Elodie Murzi, libraire Ici Librairie, amatrice de pierres millénaires ambiance #rockforever – Boadicée : J’ai peut-être 8/9 ans quand je découvre une gravure dans un livre d’Histoire pour enfant, représentant la reine Boadicée. Elle est debout sur un char, ses deux jeunes filles à ses côtés, elle tient une lance dans l’une de ses mains et brandit l’autre bras pour rallier une immense troupe à sa rébellion, au combat. Elle me fascine, elle est majestueuse, pulpeuse, et ses longs cheveux roux ne me font penser qu’à une seule chose : je veux être comme elle. J’apprends dès lors que ces femmes dans l’Histoire se font rare, ce n’est pas leur place, on les occulte pour la plupart. Je continue ma quête, j’en découvre beaucoup d’autres, je les collectionne. En 2008, ma fille vient au monde, elle se nomme Jeanne et a pour troisième prénom Aliénor. Boadicée, Jeanne d’Arc et Aliénor d’Aquitaine, trois nénettes qui ont pris les choses en main, libres, insoumises, guerrières et fatales…

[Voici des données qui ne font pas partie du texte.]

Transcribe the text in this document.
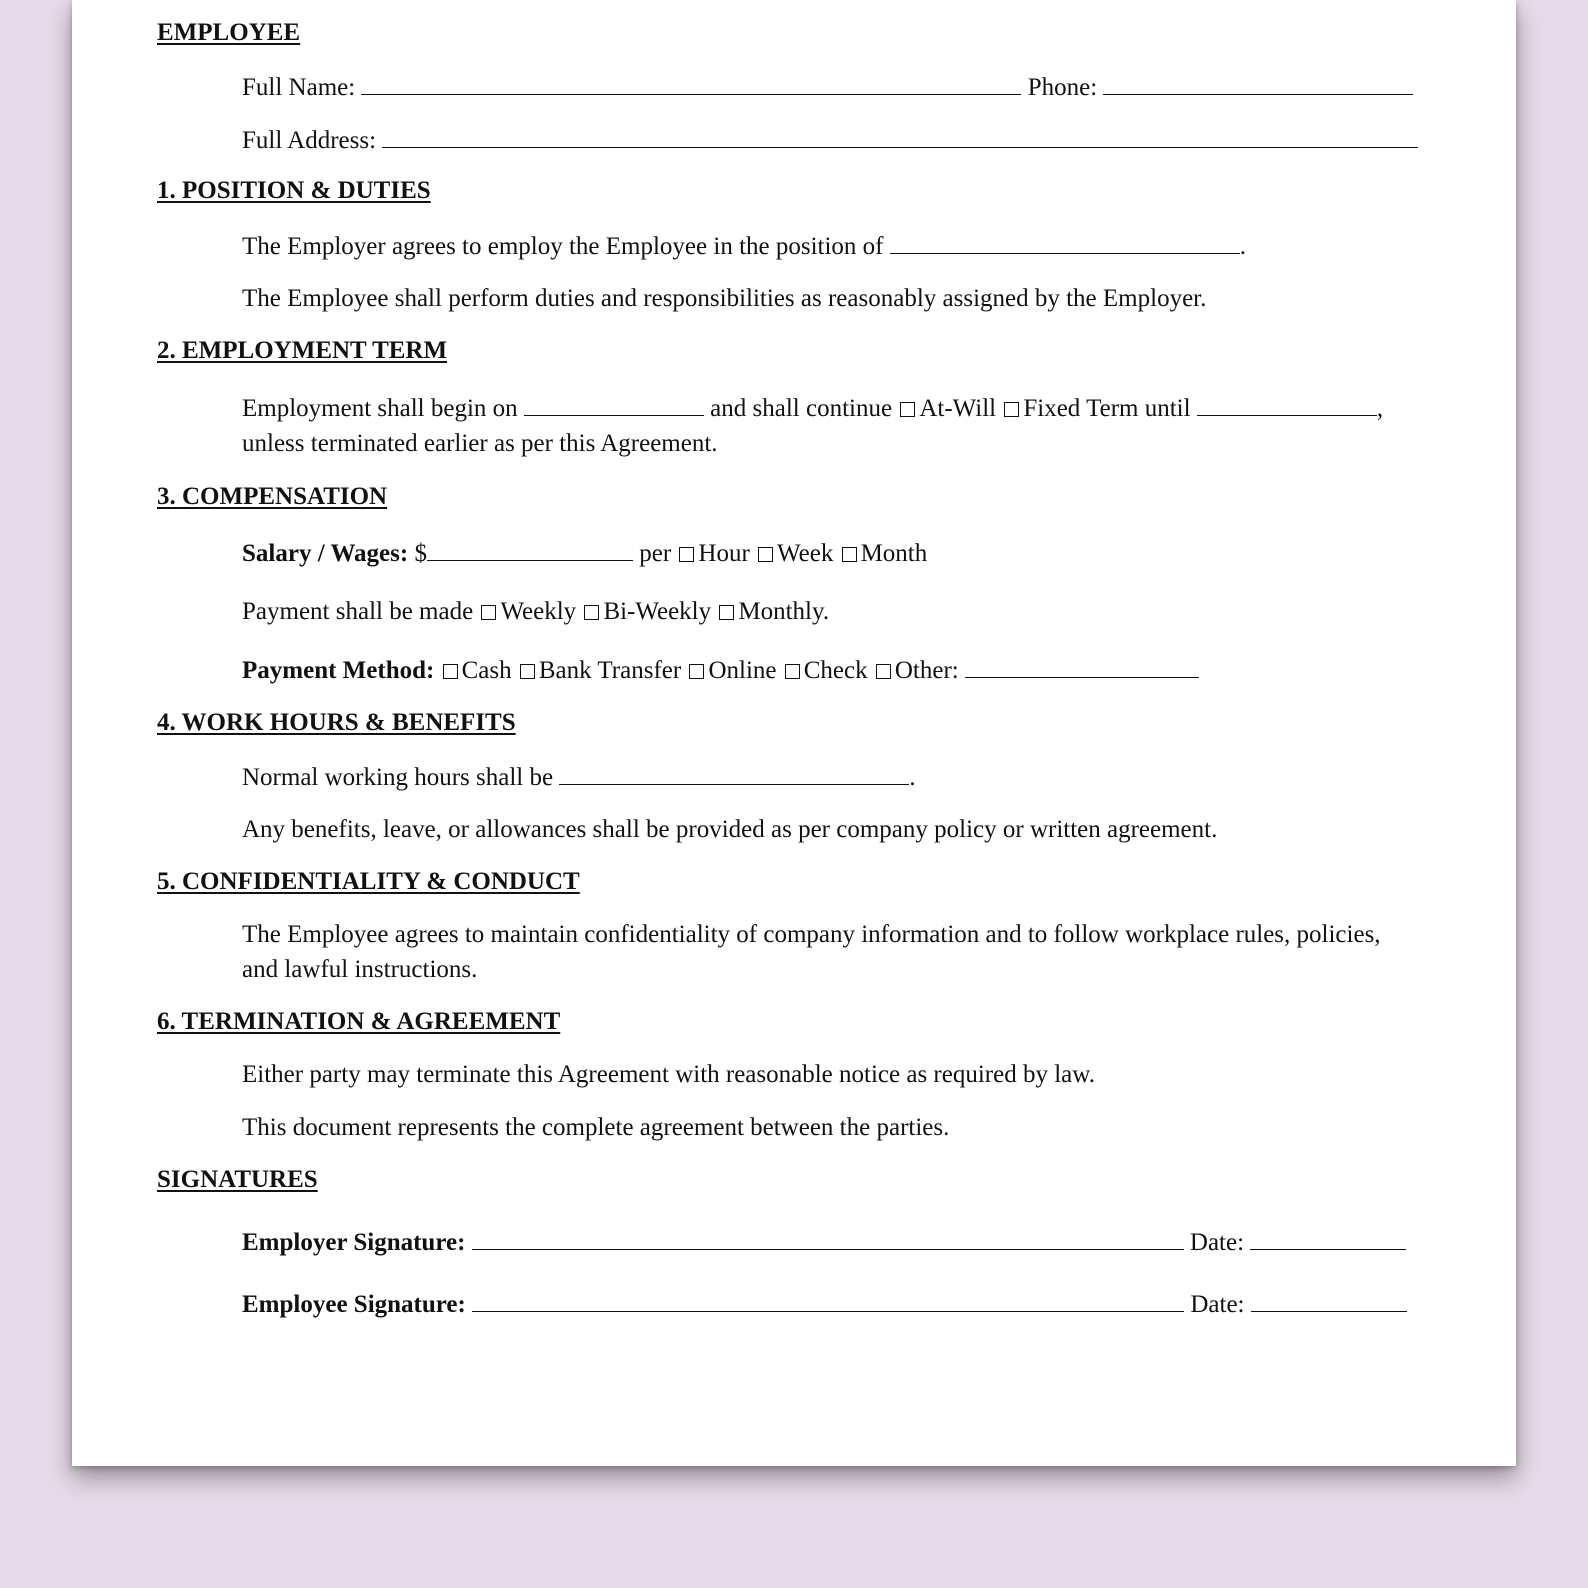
EMPLOYEE
Full Name:	Phone:
Full Address:
1. POSITION & DUTIES
The Employer agrees to employ the Employee in the position of	.
The Employee shall perform duties and responsibilities as reasonably assigned by the Employer.
2. EMPLOYMENT TERM
Employment shall begin on	and shall continue At-Will Fixed Term until	,
unless terminated earlier as per this Agreement.
3. COMPENSATION
Salary / Wages: $	per Hour Week Month
Payment shall be made Weekly Bi-Weekly Monthly.
Payment Method: Cash Bank Transfer Online Check Other:
4. WORK HOURS & BENEFITS
Normal working hours shall be	.
Any benefits, leave, or allowances shall be provided as per company policy or written agreement.
5. CONFIDENTIALITY & CONDUCT
The Employee agrees to maintain confidentiality of company information and to follow workplace rules, policies,
and lawful instructions.
6. TERMINATION & AGREEMENT
Either party may terminate this Agreement with reasonable notice as required by law.
This document represents the complete agreement between the parties.
SIGNATURES
Employer Signature:	Date:
Employee Signature:	Date:
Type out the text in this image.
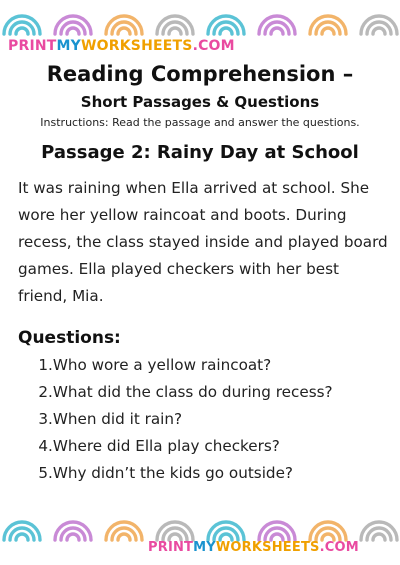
PRINTMYWORKSHEETS.COM
Reading Comprehension –
Short Passages & Questions
Instructions: Read the passage and answer the questions.
Passage 2: Rainy Day at School
It was raining when Ella arrived at school. She wore her yellow raincoat and boots. During recess, the class stayed inside and played board games. Ella played checkers with her best friend, Mia.
Questions:
1 . Who wore a yellow raincoat?
2 . What did the class do during recess?
3 . When did it rain?
4 . Where did Ella play checkers?
5 . Why didn’t the kids go outside?
PRINTMYWORKSHEETS.COM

Aurore Purple, professeure de français – Madonna : Plus j’y pense, plus que je me dis que pour moi c’est Madonna en 1987. J’ai 11 ans, l’album True Blue sort et c’est la révélation. Femme puissante, séduisante et qui gagne en face des garçons (voire même son père avec Papa don’t Preach) ; le clip Open your heart m’avait beaucoup marquée car trop classe en body cuir. Je n’ai pas réécouté cet album (k7 à l’époque) mais j’en connais encore la moindre syllabe. La Isla Bonita : je sais que j’ai acheté une robe rouge et noire car elle me faisait penser à l’outfit de la Mado dans son clip. Et enfin dernier atout : Madonna à cette époque (époque Parc de Sceaux et jeté de petite culotte + Jacques Chirac = dingue quand on y pense ! ) est le ciment du lien indéfectible avec l’un de mes 22 cousins du côté de mon père ; fans de Madonna au même âge en 1987, nous nous reconnaissions et nous nous comprenions. Nous en reparlons encore avec tendresse aujourd’hui. Et JAMAIS JAMAIS on ne parle de la Madonna actuelle, ou même celles depuis la fin des années 90. Ça nous chiffonne trop le cœur.
Gwenaëlle Clesse, Métalo-RedSonjienne (à qui cet article est dédié) – HAZEL : j’ai eu la chance de découvrir la BD Hazel et Ogan dès l’âge où l’on découvre les plaisirs de la lecture. Hazel est le personnage principal, issue d’une lignée de guerrières, et comme chacune avant elle, elle quitte le clan et ne peut y revenir qu’en possession d’un objet de grande valeur. Hazel a marqué mon jeune esprit par son aspect body-cuir-cuissardes et cheveux indomptables-80’s, ainsi que par son caractère fonceur et dominant. Elle incarnait les rêves d’aventures de la gamine que j’étais et continue de m’accompagner.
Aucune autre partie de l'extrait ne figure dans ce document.